Austerity has been tried over the last three years but is being politically rejected across Europe (reference this month’s election results in Greece and France). It takes a serial optimist to conjure up a scenario of robust and sustainable growth given ongoing deleveraging and a slowdown in China. This brings into focus default as the remaining option, either soft default via inflationary policy (a possibility for those countries that still have control of their currency) or hard default via an explicit refusal to honour debt obligations. In this environment credit risk should be in the front of everyone’s minds.
Europe’s banking system is fundamentally compromised
A Greek default in isolation would be a relatively small problem for its euro-neighbours. The great unknown is the extent to which this default would cause a chain reaction across other heavily indebted countries within the eurozone, specifically Spain, Italy and France. The transmission mechanism for this contagion would almost certainly be the European banking system, significant parts of which are on government or central bank funded life support. The scale of Europe’s banking problem is summarised in Table 1, measured against the ailing US banking system for comparison.
The European banking system has $62 trillion of ‘assets’ as measured by their balance sheets. On the other side of this are $62 trillion of liabilities supported by just $18 trillion of GDP. If a eurozone breakup starts a chain reaction of hard defaults and associated cash hoarding, it is very difficult to see how the banking system will remain functional. The ability for governments and central banks to act as a last line of defence in preventing this scenario has been seriously compromised since 2008 on both a financial and political level.
Table 1 highlights how important banks are as a source of corporate loans in Europe (providing 85% of total corporate lending). So a systemic banking crisis will quickly impact the ability of companies to borrow on both a long and a short term basis. This increases the risk of the most dangerous credit related threat to energy companies, a downward credit spiral. A disorderly eurozone breakup may trigger a self reinforcing loop of tightening collateral, withdrawal of funding, delayed payment and default. Adding to this risk is the fact that a constrained credit environment quickly impacts market liquidity, compromising the ability of energy companies to manage market risk exposures.
Analysis of credit risk associated with a eurozone breakup
Energy companies typically have well established processes for measuring and controlling credit risk.
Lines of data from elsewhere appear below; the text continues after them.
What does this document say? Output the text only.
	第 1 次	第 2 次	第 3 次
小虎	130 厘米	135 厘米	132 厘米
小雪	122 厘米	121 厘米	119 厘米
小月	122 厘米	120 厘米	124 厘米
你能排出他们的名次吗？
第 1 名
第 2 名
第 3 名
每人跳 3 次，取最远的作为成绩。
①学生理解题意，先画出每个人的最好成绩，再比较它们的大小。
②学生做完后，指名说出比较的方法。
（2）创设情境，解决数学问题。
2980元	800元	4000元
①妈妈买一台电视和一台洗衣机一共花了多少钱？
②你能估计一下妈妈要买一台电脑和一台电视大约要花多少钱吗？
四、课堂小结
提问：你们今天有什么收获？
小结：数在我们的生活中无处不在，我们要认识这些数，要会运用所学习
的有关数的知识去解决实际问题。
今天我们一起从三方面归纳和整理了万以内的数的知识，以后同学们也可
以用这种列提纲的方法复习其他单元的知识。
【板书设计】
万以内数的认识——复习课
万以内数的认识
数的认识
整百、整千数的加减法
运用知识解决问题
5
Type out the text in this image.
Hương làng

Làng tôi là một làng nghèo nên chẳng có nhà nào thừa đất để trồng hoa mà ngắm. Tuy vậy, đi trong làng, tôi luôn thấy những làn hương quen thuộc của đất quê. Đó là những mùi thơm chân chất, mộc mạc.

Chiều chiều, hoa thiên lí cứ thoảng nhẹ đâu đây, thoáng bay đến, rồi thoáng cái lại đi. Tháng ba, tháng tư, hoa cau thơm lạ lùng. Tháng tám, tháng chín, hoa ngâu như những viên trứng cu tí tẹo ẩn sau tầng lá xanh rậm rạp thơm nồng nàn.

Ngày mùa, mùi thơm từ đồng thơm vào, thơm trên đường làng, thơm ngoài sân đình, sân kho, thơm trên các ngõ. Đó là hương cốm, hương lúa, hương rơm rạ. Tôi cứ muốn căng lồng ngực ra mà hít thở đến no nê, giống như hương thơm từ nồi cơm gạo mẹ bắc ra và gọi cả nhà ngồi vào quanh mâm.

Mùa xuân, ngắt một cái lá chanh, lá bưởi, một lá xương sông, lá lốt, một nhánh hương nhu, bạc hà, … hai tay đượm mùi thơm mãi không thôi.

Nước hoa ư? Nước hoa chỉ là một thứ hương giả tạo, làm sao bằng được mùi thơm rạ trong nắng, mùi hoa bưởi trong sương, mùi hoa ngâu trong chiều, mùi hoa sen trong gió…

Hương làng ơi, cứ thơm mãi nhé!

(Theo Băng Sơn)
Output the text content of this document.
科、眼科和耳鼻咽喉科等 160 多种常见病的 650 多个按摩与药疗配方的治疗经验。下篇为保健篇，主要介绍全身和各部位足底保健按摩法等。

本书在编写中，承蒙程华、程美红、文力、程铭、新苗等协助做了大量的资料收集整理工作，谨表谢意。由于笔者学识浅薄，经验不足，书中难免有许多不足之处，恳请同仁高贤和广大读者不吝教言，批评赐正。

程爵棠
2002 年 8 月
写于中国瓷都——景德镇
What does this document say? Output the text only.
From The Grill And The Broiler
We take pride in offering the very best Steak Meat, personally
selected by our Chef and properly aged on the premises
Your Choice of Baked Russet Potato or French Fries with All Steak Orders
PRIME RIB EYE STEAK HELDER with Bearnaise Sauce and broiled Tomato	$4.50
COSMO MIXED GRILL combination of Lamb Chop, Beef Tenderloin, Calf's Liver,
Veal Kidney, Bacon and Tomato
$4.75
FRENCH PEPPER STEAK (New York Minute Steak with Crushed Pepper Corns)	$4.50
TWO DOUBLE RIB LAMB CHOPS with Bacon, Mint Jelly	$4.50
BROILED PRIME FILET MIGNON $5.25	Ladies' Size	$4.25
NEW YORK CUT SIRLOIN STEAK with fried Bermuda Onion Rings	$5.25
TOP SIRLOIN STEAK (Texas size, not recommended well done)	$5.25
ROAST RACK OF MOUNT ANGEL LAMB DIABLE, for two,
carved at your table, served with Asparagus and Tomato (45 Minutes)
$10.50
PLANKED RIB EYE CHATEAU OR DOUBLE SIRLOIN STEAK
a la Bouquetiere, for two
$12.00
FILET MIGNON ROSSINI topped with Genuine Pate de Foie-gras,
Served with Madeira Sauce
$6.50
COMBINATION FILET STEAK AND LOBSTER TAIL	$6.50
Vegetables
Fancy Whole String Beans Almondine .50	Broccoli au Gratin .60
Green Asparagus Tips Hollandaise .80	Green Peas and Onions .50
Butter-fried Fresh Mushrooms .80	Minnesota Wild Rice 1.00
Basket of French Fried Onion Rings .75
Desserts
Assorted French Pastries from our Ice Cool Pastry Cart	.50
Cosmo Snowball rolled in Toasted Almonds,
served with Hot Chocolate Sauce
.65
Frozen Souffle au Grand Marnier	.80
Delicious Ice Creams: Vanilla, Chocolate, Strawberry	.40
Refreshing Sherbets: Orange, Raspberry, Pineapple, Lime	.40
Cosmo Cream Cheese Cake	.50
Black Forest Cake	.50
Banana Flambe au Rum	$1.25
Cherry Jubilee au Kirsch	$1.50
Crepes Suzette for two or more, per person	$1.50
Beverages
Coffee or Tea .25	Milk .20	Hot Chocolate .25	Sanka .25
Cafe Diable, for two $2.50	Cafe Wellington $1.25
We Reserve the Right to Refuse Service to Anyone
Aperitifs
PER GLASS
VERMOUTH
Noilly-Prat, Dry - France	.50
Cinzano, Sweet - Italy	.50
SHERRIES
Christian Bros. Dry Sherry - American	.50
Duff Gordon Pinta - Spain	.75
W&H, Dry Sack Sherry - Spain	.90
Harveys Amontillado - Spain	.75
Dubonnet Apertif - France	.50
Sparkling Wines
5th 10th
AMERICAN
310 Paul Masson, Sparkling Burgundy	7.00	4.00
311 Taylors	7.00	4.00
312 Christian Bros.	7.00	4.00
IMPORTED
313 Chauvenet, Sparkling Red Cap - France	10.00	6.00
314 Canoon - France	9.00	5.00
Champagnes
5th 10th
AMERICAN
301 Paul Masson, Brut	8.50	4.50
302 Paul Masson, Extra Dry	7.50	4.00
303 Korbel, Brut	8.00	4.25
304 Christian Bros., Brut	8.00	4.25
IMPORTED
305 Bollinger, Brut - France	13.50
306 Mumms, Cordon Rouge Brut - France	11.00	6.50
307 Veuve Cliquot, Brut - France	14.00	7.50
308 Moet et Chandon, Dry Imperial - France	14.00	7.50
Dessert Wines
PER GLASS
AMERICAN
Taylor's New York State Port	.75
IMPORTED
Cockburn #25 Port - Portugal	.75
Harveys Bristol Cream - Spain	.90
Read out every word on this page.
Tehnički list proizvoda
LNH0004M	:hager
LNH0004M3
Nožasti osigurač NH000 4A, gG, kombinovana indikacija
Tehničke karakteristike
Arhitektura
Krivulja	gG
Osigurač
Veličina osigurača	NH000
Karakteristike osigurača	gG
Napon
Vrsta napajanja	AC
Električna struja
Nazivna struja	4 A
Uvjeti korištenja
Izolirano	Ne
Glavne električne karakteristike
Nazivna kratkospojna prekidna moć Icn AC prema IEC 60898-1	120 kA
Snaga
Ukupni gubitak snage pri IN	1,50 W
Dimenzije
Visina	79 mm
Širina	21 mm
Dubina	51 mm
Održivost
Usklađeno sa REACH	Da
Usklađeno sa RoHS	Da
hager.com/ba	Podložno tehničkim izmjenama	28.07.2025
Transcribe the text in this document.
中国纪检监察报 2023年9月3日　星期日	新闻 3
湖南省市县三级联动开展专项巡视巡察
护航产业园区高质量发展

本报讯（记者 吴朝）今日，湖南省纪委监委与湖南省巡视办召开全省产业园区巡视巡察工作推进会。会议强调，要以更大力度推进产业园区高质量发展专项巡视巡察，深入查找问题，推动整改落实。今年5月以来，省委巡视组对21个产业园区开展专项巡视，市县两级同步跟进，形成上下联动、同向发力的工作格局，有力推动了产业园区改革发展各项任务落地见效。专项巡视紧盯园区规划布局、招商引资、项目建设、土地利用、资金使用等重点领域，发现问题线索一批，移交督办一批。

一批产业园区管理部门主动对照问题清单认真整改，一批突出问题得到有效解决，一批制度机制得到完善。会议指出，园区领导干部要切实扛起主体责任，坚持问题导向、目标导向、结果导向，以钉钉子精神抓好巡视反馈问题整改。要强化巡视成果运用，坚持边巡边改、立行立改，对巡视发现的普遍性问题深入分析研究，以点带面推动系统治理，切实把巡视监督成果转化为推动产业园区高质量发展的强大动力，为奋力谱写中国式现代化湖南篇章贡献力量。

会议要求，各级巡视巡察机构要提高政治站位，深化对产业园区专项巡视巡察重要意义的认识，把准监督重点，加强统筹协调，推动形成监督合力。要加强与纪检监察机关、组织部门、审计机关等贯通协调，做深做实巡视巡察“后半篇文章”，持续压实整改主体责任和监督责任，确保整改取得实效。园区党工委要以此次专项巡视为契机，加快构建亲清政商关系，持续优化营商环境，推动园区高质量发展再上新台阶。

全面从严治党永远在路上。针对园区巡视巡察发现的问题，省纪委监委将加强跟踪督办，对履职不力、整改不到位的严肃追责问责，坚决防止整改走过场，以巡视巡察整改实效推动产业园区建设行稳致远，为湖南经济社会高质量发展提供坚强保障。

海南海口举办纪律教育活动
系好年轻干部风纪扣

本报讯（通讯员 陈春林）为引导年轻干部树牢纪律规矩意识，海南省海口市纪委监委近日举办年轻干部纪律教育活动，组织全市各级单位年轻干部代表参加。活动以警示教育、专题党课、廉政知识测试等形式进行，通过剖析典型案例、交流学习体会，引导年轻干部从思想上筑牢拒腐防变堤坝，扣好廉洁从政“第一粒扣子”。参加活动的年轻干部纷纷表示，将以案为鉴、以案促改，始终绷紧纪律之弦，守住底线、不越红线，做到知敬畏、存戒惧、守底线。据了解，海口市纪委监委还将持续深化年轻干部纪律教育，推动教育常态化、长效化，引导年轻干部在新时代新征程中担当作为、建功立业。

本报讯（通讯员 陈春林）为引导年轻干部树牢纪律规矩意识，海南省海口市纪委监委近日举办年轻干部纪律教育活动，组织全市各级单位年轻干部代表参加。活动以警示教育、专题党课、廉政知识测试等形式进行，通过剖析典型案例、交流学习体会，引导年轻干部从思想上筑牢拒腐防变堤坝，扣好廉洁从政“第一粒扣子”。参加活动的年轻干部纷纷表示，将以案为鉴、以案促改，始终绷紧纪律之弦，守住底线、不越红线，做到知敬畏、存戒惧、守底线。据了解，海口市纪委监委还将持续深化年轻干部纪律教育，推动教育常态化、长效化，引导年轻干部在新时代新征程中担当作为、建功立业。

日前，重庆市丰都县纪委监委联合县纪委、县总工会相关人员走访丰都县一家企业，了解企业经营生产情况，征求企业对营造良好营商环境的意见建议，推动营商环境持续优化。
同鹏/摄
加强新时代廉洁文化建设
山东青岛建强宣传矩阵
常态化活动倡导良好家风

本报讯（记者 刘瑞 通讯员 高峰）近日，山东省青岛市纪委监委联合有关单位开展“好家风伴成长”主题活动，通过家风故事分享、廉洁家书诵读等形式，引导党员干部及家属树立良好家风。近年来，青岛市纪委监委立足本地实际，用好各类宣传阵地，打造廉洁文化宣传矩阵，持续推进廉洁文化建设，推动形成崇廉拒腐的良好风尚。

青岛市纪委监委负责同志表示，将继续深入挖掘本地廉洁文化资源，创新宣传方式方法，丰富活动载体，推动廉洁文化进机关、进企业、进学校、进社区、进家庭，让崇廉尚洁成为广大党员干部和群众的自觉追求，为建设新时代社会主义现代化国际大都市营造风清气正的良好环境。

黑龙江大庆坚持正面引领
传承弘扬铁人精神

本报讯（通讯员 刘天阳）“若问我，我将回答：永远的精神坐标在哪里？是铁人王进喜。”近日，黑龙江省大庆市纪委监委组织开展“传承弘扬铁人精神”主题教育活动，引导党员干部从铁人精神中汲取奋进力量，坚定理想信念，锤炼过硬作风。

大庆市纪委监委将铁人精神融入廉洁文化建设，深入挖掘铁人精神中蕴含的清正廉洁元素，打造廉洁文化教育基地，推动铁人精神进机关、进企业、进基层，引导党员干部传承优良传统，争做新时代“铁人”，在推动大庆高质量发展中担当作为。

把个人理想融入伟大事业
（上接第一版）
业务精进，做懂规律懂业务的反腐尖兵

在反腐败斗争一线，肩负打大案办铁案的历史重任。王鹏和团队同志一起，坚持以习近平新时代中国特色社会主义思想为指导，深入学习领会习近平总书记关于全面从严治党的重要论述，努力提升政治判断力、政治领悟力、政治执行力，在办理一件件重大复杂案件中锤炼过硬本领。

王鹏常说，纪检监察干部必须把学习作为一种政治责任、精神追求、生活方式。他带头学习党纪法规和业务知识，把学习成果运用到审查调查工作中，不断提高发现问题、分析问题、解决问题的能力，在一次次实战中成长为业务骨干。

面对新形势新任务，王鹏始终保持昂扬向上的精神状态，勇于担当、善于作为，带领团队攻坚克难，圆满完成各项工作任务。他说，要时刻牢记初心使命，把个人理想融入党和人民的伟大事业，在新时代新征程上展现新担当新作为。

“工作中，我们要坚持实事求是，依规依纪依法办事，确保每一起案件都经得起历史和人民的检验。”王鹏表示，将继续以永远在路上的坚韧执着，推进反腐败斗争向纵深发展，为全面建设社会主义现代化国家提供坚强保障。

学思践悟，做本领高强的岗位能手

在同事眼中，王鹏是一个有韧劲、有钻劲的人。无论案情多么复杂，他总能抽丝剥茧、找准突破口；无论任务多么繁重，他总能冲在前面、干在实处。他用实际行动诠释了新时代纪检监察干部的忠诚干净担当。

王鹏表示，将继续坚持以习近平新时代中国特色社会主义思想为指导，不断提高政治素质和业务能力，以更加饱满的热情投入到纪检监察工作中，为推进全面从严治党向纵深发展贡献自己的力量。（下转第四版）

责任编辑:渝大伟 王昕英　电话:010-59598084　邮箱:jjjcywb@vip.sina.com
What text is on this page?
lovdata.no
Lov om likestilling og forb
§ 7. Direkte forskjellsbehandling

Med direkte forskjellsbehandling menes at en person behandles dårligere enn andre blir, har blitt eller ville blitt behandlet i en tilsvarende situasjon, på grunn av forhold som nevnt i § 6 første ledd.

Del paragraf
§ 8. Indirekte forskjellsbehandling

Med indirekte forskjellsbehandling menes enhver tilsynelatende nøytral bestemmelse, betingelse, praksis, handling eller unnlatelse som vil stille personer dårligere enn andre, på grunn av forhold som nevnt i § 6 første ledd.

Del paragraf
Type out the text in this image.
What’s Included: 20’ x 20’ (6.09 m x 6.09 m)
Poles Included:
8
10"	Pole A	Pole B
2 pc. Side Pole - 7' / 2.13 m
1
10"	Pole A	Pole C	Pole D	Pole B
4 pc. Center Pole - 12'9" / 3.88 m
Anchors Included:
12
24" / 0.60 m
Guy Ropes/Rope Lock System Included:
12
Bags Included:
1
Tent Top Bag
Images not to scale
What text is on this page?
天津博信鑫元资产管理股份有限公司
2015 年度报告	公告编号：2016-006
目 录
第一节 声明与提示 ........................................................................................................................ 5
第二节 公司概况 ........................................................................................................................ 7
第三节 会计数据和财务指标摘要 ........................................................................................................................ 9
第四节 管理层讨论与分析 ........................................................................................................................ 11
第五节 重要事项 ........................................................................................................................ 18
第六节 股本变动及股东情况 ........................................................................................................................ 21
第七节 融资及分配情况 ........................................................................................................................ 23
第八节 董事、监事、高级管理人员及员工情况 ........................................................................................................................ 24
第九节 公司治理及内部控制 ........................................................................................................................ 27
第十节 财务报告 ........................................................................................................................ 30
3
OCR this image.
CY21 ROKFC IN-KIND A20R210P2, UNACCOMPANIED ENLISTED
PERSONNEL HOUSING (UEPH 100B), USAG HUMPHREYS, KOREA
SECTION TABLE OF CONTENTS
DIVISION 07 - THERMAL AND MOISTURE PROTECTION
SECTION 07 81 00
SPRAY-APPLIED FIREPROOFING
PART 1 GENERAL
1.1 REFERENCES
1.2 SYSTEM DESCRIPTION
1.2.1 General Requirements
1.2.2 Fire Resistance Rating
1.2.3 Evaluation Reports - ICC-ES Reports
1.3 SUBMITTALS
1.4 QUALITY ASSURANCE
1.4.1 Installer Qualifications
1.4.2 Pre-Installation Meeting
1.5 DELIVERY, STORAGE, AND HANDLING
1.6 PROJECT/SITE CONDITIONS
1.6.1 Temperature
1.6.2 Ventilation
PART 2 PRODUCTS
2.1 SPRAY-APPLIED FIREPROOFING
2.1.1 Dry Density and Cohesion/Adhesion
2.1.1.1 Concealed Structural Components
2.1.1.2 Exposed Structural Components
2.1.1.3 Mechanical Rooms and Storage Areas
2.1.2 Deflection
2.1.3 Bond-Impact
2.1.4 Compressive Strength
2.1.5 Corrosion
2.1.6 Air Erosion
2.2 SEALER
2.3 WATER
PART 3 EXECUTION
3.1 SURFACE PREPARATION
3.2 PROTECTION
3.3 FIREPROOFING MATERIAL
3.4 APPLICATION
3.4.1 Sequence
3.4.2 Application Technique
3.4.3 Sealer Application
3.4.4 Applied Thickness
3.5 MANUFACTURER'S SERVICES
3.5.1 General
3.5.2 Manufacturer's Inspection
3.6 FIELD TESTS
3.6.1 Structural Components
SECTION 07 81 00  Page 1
But these often rely on:
(i) Historical price and/or default data
(ii) Credit rating agency implied default probabilities
Given that there is nothing resembling the current credit crisis in a standard historical dataset, any measurement relying on historical calculation is of limited value in analysing credit stress associated with a eurozone breakup. The reactive rather than proactive record of rating agencies in assessing default risk does not inspire confidence that their default probabilities add much value in a breakup scenario either.
Instead in our view the most effective approach for breakup credit risk analysis is well structured stress testing and reverse stress testing. In practice this means analysing the impact of margining and collateral requirements, suspended payments, hard defaults and the withdrawal of bank loan facilities (such as cash revolvers). Reverse stress testing can be particularly useful in focusing on which events could compromise a portfolio of counterparty exposures.
Greece may well reach a renegotiated compromise with its creditors so the eurozone can limp through the summer in tact. It is also possible that the fallout from a Greek eurozone exit may be contained by further central bank intervention to prop up Europe’s crippled banking system. But to re-emphasise the conclusion of our previous article on risk management preparation for a eurozone break up:
It could be argued that focusing on the impact of a disorderly eurozone breakup that may never occur, is a waste of valuable time and resources. We strongly disagree with this logic. The magnitude of the threat from an external shock of this scale warrants careful risk analysis and contingency planning to preserve portfolio value and ensure business continuity. Taking a structured approach to the analysis of conditions of extreme market and credit stress is likely to be a valuable exercise in understanding portfolio risk regardless of the outcome of eurozone events.